Médicos revelam que Síndrome da Fadiga Crônica provoca disfunções
Rio - Ficar cansado após um dia de trabalho ou atividade física é natural. Mas, para algumas pessoas, o estresse e doenças de origem hormonal, cardíacas, entre outras patologias, podem levar a uma fadiga constante que interfere nas atividades do cotidiano. Conhecida como Síndrome da Fadiga Crônica (SFC), essa disfunção pode provocar alterações nos sistemas imunológico e nervoso e até problemas psicológicos.
Um dos primeiros sinais da SFC é um cansaço ou exaustão que aparece sem nenhuma razão aparente. Também são sintomas do distúrbio: alterações do sono, depressão, dores no corpo, fraqueza muscular, problemas intestinais, dores de garganta, falha de memória e febre leve.
A variedade de causas da SFC obriga o médico a realizar exames clínicos e laboratoriais para que possa determinar, conforme o caso, se existe ou não uma etiologia determinada. Quase sempre a síndrome está relacionada a um outro problema de saúde. “É bom lembrar que a fadiga é sintoma de várias doenças e deve-se descartar outras patologias, como anemia, hipotiroidismo, fibromialgia”, explicou a geriatra e cardiologista, Ana Cristina Barreira.

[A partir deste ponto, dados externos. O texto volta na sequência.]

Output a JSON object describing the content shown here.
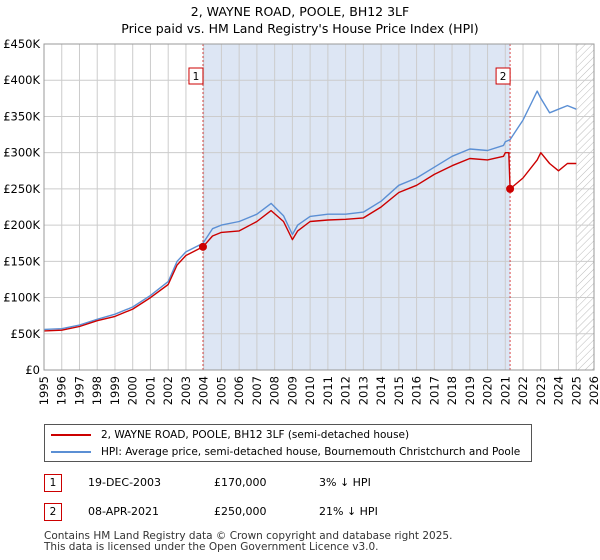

A médica lembra que, mesmo com os sintomas já identificados, a demora do diagnóstico pode acontecer porque a SFC é uma síndrome, ou seja, um conjunto de sintomas e sinais que podem ser produzidos por mais de uma causa. “Para se chegar à conclusão acertada, tem que fazer um diagnóstico de exclusão, já que a fadiga pode ser a manifestação de outras doenças, como anemia e insuficiência cardíaca”, avalia Ana Cristina.
Mulheres: as mais afetadas
Estudos revelam que quando não é encontrada uma causa para a fadiga crônica o distúrbio dura em média 37 a 53 meses. As mulheres, a partir dos 25 anos, são as que mais sofrem com a SFC. As causas da doença ainda são desconhecidas, mas sabe-se que existe ligação com alguns sintomas.
O tratamento é feito com medicamento antidepressivo e exercícios físicos. “Como a disfunção não tem cura, em alguns casos o paciente não melhora do quadro de exaustão, mesmo seguindo o tratamento”, explica o diretor da Sociedade paulista de Reumatologia, Roberto Ezequiel Heiymann.